Running the above two in Safari, I get:

goodKey success
badKey error

The symmetric Microsoft Edge bug I submitted: https://developer.microsoft.com/en-us/microsoft-edge/platform/issues/20950190/

Please sort this out in a way that makes the two browsers compatible in this matter.
Comment 1 Radar WebKit Bug Importer 2019-03-25 14:21:00 PDT 
<rdar://problem/49228962>
Comment 2 Jiewen Tan 2019-03-25 14:28:59 PDT 
CommonCrypto is investigating this bug.
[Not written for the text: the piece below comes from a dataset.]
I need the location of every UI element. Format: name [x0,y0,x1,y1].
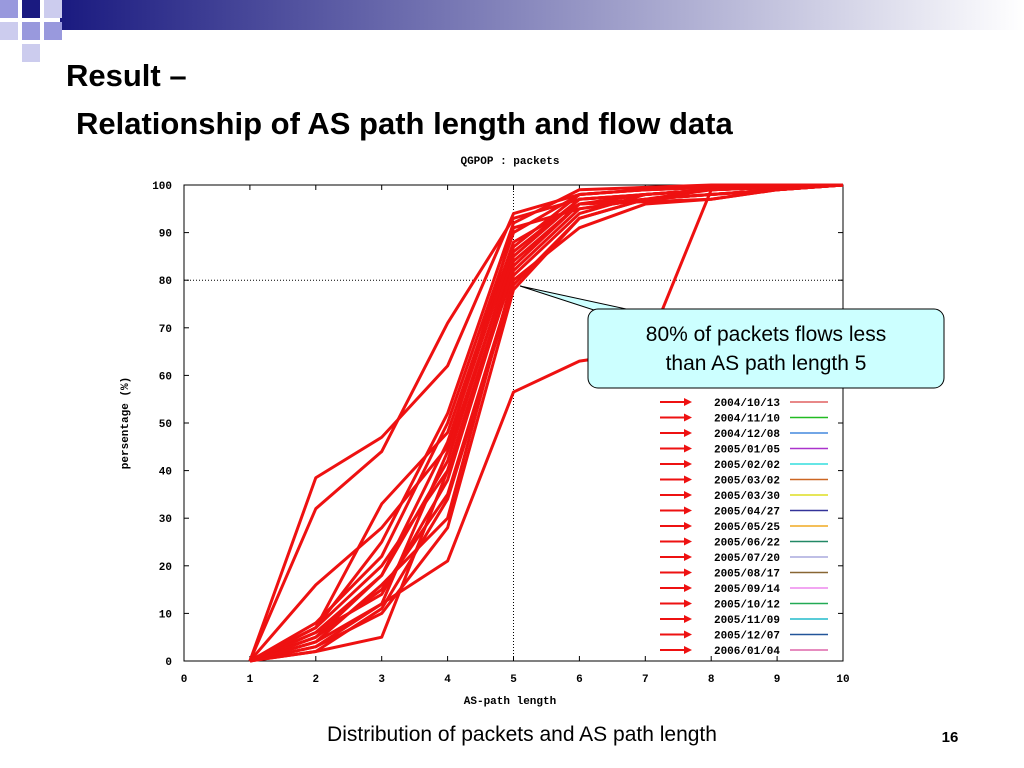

CommonCrypto is the crypto services WebKit's WebCrypto API calls.
Comment 3 Brent Fulgham 2022-02-12 22:48:44 PST 
Note: This implementation is in a different OS component, which has this fix now.

No WebKit Changes will be made for this issue.